Lewis Luk Tei, a legal adviser to about 40 Hong Kong manufacturers affected by KB Toys, warned that the situation would have a serious impact on the Pearl River Delta manufacturing centre and Hong Kong as a financial centre.

'On the surface, the issue concerns the collapse of a toy retailer affecting 130 manufacturers,' Mr Luk said. 'In reality, the whole supply chain suffers. Manufacturers source components and raw materials from hundreds of suppliers and are closely associated with the service sector, including banks, legal and accounting professions, and logistics.'

Ironically, the person who sent the wake-up call on the collapsing trade finance system was Li & Fung non-executive chairman Victor Fung Kwok-king.

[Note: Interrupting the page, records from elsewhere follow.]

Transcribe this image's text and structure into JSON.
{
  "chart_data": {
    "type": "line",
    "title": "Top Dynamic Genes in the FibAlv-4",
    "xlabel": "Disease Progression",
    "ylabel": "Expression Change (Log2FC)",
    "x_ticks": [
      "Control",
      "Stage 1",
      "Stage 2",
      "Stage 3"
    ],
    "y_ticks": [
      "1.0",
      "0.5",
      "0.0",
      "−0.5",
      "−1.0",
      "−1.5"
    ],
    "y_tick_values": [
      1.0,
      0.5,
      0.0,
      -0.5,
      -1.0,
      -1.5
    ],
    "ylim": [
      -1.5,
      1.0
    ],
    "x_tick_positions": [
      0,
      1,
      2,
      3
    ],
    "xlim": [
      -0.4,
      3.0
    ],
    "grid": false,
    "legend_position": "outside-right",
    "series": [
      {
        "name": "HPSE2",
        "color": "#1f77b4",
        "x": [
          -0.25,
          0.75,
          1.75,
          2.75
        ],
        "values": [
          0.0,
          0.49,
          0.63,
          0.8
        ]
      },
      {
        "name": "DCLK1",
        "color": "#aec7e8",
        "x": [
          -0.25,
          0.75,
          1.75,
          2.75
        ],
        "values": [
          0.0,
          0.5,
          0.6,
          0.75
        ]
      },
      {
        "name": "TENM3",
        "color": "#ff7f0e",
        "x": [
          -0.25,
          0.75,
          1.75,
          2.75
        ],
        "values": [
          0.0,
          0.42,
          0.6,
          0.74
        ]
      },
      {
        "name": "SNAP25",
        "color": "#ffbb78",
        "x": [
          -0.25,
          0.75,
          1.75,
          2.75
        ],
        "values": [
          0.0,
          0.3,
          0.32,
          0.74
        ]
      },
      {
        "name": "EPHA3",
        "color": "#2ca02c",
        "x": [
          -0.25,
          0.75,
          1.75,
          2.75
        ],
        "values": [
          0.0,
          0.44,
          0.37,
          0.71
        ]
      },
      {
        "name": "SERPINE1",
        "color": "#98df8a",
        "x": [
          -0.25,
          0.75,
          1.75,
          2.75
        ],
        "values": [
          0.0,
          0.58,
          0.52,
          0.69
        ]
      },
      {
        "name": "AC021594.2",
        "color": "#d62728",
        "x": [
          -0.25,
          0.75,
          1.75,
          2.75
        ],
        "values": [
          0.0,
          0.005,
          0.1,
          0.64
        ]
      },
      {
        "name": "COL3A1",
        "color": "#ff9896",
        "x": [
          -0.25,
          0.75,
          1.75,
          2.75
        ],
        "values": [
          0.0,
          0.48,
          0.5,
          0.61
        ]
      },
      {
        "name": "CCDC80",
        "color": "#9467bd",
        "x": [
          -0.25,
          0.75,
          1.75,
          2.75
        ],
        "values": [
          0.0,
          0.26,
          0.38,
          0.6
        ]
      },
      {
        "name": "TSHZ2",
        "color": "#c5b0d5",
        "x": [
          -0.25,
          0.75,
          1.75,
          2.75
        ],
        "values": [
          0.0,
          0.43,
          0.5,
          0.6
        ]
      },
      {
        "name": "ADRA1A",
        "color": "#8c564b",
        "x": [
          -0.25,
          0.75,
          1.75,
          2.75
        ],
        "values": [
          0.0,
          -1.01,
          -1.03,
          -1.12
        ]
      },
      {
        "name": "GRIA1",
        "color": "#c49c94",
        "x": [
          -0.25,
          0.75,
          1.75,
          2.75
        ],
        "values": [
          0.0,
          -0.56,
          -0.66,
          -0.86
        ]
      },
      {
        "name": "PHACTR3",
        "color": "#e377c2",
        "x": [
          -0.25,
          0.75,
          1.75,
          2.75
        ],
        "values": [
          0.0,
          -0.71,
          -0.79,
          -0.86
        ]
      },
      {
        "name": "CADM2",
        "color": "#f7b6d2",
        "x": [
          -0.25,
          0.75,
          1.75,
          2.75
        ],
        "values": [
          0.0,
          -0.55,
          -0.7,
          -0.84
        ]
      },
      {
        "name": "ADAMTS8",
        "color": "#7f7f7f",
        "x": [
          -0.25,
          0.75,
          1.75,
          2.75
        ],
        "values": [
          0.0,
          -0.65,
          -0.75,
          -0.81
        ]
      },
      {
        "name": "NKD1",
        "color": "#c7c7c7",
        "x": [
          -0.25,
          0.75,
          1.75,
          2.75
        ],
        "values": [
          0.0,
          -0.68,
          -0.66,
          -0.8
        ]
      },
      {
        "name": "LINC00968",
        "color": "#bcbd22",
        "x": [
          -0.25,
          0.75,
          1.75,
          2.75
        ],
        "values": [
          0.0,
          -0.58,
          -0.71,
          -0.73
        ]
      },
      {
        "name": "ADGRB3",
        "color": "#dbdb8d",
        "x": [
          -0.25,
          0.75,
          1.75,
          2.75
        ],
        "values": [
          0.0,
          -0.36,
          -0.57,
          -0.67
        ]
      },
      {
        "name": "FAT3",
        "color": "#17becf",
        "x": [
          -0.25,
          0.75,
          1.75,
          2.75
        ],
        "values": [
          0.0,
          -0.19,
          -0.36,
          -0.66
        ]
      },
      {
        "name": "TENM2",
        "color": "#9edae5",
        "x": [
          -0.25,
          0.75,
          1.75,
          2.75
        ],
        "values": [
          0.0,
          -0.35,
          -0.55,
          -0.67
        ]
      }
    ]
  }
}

About a month ago, Mr Fung, as the head of the International Chamber of Commerce, voiced concern about the rising number of failed payments under letters of credit, and cash against delivery or open account - conventional methods of trade finance.

In Mr Ko's case, he was trading with KB Toys through Li & Fung on an open-account basis, but Li & Fung said it was unable to pay him as it had yet to receive payment from KB Toys.

Mr Rockowitz (above) said the trade finance crisis was a global issue that had seen a big swing in financing from open account to letter of credit, which gives greater protection to suppliers and buyers through bank guarantees.

HSBC Holdings recently earmarked HK$4 billion for the funding needs of smaller companies. The Hong Kong government drew up a scheme under which it will guarantee as much as HK$100 billion in loans.

As of Monday, 718 applications had been approved with HK$1.9 billion in government-backed funding while 168 were pending approval. Under the scheme, the government will guarantee 70 per cent of the loan to ease cash-flow problems.

In the meantime, a question mark hangs over the future of tens of thousands of Hong Kong manufacturers operating across the border and the city's role in financing them.